Because they are not designed for therapy, these commercially-produced robots easily break while interacting with people. Therefore, it is difficult to use them in long-term situations.

Conclusion

Various robots have been developed and are being introduced into our lives as commercial products. Each robot is designed for a specific purpose. The seal-type mental-commitment robot, Paro, whose goal is to enrich daily life and heal human minds as “life innovation”, is designed to maintain long-term interaction with people and provide them with psychological, physiological, and social benefits.

Robot therapy, or mental-health care using animal-type robots, is an emerging field. The results of exploratory experiments showed that Paro has a great potential to provide mental-health care for older people. However, more subjects and a control group are necessary to scientifically verify its effects. Further experiments will be conducted in this respect.

As for ethical issues, the experiments using Paro mentioned above were conducted under the supervision of the ethical committee of each organization. Only people who, and whose relatives who, agreed with robot therapy, participated. In addition, some were worried that old people would be left alone with Paro when the caregiver left them to interact with him. But, the opposite has proved true. Paro acts as a social mediator, providing a common topic for the elderly and encouraging them to communicate with each other. Currently, the methods used in robot-therapy are the responsibility of the caregivers and its effects are influenced by them. To ensure Paro’s potential by developing effective ways to use it is the next step.

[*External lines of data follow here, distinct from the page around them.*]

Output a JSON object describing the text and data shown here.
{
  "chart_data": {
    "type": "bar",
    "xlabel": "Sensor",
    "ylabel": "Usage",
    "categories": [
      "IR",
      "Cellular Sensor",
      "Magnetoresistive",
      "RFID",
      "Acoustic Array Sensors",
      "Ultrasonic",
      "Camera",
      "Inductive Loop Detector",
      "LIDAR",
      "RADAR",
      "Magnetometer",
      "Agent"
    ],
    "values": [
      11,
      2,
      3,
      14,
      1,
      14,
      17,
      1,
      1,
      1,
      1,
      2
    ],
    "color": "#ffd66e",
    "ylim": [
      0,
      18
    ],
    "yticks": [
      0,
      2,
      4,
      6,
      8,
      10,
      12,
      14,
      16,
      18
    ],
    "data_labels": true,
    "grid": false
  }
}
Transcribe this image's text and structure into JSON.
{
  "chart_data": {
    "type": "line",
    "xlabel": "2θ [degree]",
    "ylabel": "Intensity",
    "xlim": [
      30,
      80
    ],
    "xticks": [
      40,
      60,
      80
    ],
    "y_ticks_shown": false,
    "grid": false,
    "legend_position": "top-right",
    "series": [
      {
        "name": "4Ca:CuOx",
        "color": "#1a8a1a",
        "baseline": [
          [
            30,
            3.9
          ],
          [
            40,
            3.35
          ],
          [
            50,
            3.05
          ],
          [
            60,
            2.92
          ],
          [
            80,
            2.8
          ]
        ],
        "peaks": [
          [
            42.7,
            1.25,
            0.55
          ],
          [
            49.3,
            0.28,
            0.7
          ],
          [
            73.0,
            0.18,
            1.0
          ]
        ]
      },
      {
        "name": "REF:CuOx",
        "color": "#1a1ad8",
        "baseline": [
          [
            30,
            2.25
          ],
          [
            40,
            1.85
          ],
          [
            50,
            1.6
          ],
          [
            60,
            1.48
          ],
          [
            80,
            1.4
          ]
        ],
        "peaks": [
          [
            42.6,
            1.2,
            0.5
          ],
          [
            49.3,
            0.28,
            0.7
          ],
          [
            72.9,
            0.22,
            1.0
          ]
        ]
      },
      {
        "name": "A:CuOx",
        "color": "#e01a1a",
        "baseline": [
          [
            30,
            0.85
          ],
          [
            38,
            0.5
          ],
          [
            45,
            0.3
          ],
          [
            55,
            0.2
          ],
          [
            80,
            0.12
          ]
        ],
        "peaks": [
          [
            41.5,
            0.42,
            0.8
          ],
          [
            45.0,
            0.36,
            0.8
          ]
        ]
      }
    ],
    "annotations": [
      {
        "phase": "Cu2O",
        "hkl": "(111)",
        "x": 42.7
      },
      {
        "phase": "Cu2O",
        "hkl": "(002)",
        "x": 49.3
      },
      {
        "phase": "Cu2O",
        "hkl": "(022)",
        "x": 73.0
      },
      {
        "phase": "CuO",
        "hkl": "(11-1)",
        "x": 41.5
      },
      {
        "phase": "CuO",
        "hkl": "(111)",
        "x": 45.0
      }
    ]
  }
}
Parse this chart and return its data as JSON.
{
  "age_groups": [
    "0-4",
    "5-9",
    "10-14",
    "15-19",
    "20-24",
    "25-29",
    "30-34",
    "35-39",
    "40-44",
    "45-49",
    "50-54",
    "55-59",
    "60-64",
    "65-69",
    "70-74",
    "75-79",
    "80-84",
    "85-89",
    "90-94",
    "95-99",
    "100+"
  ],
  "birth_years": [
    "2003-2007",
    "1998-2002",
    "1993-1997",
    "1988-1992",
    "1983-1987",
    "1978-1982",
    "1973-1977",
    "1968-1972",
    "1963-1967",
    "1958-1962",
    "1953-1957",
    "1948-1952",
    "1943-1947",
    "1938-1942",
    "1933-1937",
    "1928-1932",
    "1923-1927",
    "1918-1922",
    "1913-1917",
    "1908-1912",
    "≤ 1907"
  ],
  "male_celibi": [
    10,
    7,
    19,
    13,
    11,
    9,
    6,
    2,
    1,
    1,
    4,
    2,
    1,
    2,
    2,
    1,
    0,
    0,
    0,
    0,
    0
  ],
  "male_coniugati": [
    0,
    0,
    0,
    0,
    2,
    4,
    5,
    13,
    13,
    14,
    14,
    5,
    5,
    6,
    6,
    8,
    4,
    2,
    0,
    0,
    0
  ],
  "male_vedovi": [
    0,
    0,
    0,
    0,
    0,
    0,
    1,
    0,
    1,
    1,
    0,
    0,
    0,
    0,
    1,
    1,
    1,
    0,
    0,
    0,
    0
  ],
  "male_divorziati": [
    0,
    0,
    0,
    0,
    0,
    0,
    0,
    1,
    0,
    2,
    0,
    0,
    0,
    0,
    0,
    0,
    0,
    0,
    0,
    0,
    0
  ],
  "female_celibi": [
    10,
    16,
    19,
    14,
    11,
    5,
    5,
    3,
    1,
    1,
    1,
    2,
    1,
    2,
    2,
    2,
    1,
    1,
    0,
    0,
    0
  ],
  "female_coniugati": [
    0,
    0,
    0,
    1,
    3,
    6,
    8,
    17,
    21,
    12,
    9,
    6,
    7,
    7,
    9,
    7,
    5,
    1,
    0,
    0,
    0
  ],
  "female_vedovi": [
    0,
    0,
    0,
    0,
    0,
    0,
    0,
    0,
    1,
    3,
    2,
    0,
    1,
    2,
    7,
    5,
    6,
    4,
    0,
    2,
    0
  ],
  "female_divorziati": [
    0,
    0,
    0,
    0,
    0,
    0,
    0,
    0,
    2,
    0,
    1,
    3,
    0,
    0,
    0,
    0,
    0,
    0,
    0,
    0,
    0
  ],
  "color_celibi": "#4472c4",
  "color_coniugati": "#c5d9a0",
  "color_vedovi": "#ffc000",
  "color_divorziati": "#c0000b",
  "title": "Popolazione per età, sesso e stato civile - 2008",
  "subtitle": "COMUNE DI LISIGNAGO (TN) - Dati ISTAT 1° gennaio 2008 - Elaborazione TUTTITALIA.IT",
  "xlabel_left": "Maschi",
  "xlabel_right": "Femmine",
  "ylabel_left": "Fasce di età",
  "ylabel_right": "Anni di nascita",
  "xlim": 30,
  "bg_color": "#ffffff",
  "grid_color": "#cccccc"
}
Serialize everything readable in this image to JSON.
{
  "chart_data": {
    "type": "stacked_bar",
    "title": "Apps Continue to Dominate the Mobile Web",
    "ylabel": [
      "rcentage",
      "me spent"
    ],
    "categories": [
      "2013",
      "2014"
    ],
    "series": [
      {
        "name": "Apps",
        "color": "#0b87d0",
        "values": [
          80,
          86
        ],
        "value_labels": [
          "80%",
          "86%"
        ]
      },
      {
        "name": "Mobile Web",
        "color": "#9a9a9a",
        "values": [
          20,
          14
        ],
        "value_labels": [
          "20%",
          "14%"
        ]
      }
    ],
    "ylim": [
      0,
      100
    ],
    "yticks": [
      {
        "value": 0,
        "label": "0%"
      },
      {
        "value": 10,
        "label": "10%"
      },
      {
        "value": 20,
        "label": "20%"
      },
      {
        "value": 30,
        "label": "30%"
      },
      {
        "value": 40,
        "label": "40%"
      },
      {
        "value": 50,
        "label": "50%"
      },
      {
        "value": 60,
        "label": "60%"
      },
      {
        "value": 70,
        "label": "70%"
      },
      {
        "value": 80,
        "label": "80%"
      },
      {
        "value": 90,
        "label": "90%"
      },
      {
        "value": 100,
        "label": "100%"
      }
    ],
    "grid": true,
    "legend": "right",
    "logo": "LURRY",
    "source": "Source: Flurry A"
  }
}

At present, approximately 1700 units of Paro have been sold worldwide (about 1500 units in Japan, 120 units in Denmark, and 100 units in other countries). Paro has a high rate of acceptance and similar psychological effects are seen in each country. However, there are initially some cultural differences in the acceptance of Paro. People in Europe tend to note the effects of interaction with Paro and accept him as a therapeutic tool because animal therapy has been used widely in hospitals and nursing homes. Therefore, all Paros are used at institutions in Europe. Meanwhile, in Asian countries, animal therapy is not commonly accepted although many people have owned pets recently. In Japan, nearly 70% of users are individuals. They tend to accept Paro as their companion more than as a therapeutic tool. In the U.S., they tend to accept Paro as a therapeutic tool as well as a companion (Shibata et al., 2009), though the Food and Drug Administration (FDA) of the U.S. certified Paro as a “medical device” in 2009. Therefore, it is important to introduce Paro in a suitable manner based on the cultural differences.

Robot therapy in medical and welfare facilities is spreading in our society. Further studies should be conducted to integrate robot therapy into our societies at large.